Je tiens également à souligner combien il est nécessaire que les décrets d'application de la loi permettent aux collectivités concédantes d'exercer pleinement leur pouvoir de contrôle sur leurs concessionnaires, conformément à un amendement que le Sénat a adopté.
Nous souhaitons, enfin, que la directive « gaz » soit également rapidement transposée.
En ce qui concerne le secteur pétrolier, je me félicite que le système d'aide aux petits distributeurs de carburants fonctionne désormais.
La part provenant des énergies renouvelables progresse, en particulier grâce à l'électrification des sites isolés, notamment dans les départements d'outre-mer, à la diffusion des chauffe-eau solaires, à la création de chaufferies au bois dans des bâtiments collectifs et à la multiplication des fermes d'éoliennes. Compte tenu de l'avance prise par l'Allemagne dans ce secteur précis, notre pays doit poursuivre son effort.
Avant de conclure, je me permettrai d'indiquer que la commission des affaires économiques regrette - on en a parlé à plusieurs reprises depuis deux ou trois ans - que le Gouvernement tarde à publier les décrets d'application de la loi relative à l'indemnisation des victimes d'effondrements miniers.
La politique énergétique se développe dans la longue durée, et je me réjouis que le Gouvernement conserve le cap fixé depuis plusieurs décennies. Mais, contrairement aux conclusions favorables de son rapporteur, la commission des affaires économiques et du Plan a émis un avis défavorable à l'adoption de crédits de l'énergie inscrits dans le projet de loi de finances pour 2000. (Applaudissements sur les travées socialistes.)
M. le président. La parole est à M. Hérisson, rapporteur pour avis.
M. Pierre Hérisson, rapporteur pour avis de la commission des affaires économiques et du Plan, pour les technologies de l'information et La Poste. Monsieur le président, monsieur le secrétaire d'Etat, mes chers collègues, les crédits relatifs aux technologies de l'information et à La Poste, qui s'élèvent à 2,774 milliards de francs, ont bizarrement été rangés, cette année, au sein d'un agrégat fourre-tout du budget du ministère de l'économie consacré aux actions sur l'environnement et à la modernisation des entreprises.
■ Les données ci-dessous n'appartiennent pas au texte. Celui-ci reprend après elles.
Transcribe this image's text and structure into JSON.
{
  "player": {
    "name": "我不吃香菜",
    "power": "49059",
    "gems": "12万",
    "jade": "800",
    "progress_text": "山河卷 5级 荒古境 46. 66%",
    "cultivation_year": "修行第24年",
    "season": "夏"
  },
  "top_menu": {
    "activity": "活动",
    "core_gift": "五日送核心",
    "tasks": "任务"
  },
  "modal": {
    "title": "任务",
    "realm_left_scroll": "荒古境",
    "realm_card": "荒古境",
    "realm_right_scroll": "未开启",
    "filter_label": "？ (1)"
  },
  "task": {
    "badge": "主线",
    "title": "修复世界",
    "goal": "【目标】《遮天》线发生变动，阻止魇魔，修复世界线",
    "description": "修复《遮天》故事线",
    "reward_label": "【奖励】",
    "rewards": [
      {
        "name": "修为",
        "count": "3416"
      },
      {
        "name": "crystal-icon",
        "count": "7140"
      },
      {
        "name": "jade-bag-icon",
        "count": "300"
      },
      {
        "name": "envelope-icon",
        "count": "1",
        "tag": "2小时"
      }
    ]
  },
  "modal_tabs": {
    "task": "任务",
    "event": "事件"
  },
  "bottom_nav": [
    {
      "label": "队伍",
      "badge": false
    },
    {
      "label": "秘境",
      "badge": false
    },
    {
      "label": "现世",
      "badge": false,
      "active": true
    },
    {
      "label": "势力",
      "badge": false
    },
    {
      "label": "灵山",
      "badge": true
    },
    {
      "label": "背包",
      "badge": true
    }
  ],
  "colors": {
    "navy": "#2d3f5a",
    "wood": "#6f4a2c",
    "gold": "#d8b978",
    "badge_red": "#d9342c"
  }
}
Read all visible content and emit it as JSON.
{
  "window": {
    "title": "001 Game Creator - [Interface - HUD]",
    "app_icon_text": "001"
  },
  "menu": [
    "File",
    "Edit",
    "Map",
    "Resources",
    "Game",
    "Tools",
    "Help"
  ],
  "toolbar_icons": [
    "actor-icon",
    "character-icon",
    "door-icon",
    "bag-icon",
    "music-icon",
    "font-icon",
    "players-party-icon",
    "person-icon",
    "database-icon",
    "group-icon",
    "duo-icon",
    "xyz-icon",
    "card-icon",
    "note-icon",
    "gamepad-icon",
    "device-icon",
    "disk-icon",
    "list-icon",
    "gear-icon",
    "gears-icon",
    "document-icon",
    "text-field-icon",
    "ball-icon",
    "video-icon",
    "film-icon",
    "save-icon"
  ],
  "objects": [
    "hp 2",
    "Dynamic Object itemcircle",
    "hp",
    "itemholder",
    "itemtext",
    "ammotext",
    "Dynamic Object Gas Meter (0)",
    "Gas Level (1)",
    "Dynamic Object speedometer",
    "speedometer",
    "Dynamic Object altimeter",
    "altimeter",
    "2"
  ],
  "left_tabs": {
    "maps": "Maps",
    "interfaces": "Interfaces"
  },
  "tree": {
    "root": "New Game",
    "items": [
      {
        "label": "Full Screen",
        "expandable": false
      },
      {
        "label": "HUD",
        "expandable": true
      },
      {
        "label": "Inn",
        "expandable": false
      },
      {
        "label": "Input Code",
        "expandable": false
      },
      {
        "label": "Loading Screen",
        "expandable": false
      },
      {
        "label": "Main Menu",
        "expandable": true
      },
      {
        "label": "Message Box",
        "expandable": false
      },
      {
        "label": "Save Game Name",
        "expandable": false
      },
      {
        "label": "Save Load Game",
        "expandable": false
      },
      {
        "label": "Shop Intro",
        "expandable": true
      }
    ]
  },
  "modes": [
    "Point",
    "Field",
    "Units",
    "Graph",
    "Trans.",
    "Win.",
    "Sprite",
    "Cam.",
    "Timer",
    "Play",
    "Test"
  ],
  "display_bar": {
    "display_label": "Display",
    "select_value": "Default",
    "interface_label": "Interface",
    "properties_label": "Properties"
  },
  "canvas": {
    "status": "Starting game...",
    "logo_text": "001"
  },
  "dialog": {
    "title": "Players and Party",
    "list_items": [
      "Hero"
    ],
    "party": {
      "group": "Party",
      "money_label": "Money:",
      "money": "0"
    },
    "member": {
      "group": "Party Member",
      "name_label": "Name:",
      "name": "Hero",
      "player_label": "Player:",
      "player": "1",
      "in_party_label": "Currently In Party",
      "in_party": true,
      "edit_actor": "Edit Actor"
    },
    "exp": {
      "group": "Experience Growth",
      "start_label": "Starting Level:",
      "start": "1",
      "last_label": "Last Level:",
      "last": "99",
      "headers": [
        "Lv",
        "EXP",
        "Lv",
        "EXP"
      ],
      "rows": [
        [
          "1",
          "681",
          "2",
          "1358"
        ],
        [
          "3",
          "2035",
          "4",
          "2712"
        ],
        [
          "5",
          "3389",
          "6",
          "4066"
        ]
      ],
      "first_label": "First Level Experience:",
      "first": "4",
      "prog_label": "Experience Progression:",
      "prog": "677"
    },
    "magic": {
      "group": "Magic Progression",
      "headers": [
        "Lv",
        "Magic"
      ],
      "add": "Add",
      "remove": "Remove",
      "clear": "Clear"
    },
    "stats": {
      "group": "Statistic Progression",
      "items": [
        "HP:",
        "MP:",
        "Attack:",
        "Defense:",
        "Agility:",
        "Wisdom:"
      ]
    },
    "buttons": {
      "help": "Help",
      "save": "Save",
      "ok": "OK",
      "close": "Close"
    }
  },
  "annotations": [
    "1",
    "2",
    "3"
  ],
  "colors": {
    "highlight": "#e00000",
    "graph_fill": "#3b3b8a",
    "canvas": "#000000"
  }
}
Faut-il y voir, monsieur le secrétaire d'Etat, le signe d'une dilution de la volonté politique à l'heure où les bouleversements rapides du paysage mondial rendent urgentes les prises de décisions ?
Comment ne pas être frappé du décalage entre le rythme, rapide, d'évolution du marché postal et celui, à petits pas, de notre opérateur national ? La Poste dispose d'une rentabilité trop faible, son résultat net ne représentant que 0,36 % de son chiffre d'affaires, sur laquelle pèsera, en outre, le coût du passage aux 35 heures qu'elle doit financer sans aide de l'Etat. Elle ne prend qu'à petite vitesse les tournants stratégiques pour son avenir.
Le développement du commerce électronique lui offre des opportunités, dont elle ne semble pas avoir pris toute la mesure.
La conclusion d'une alliance internationale dans la messagerie, vitale pour son avenir, n'est toujours pas aboutie, à l'heure où les postiers allemands, anglais et néerlandais lèvent des dizaines de milliards de francs pour prendre position en Europe.
Mais la tutelle fait bien peu, en réalité, pour assurer l'avenir de l'opérateur postal.
La Poste n'a toujours pas de capital.
La directive de 1997 d'ouverture à la concurrence a été transposée « à la sauvette », par amendement à la loi d'orientation pour l'aménagement et le développement durable du territoire. Vous savez tout le mal que le Sénat a pensé de cette procédure, monsieur le secrétaire d'Etat.
Le complément législatif de cette moitié de transposition, promis à la commission supérieure des postes et télécommunications, se fait toujours attendre, alors que le Sénat réclame l'élaboration d'une grande loi postale.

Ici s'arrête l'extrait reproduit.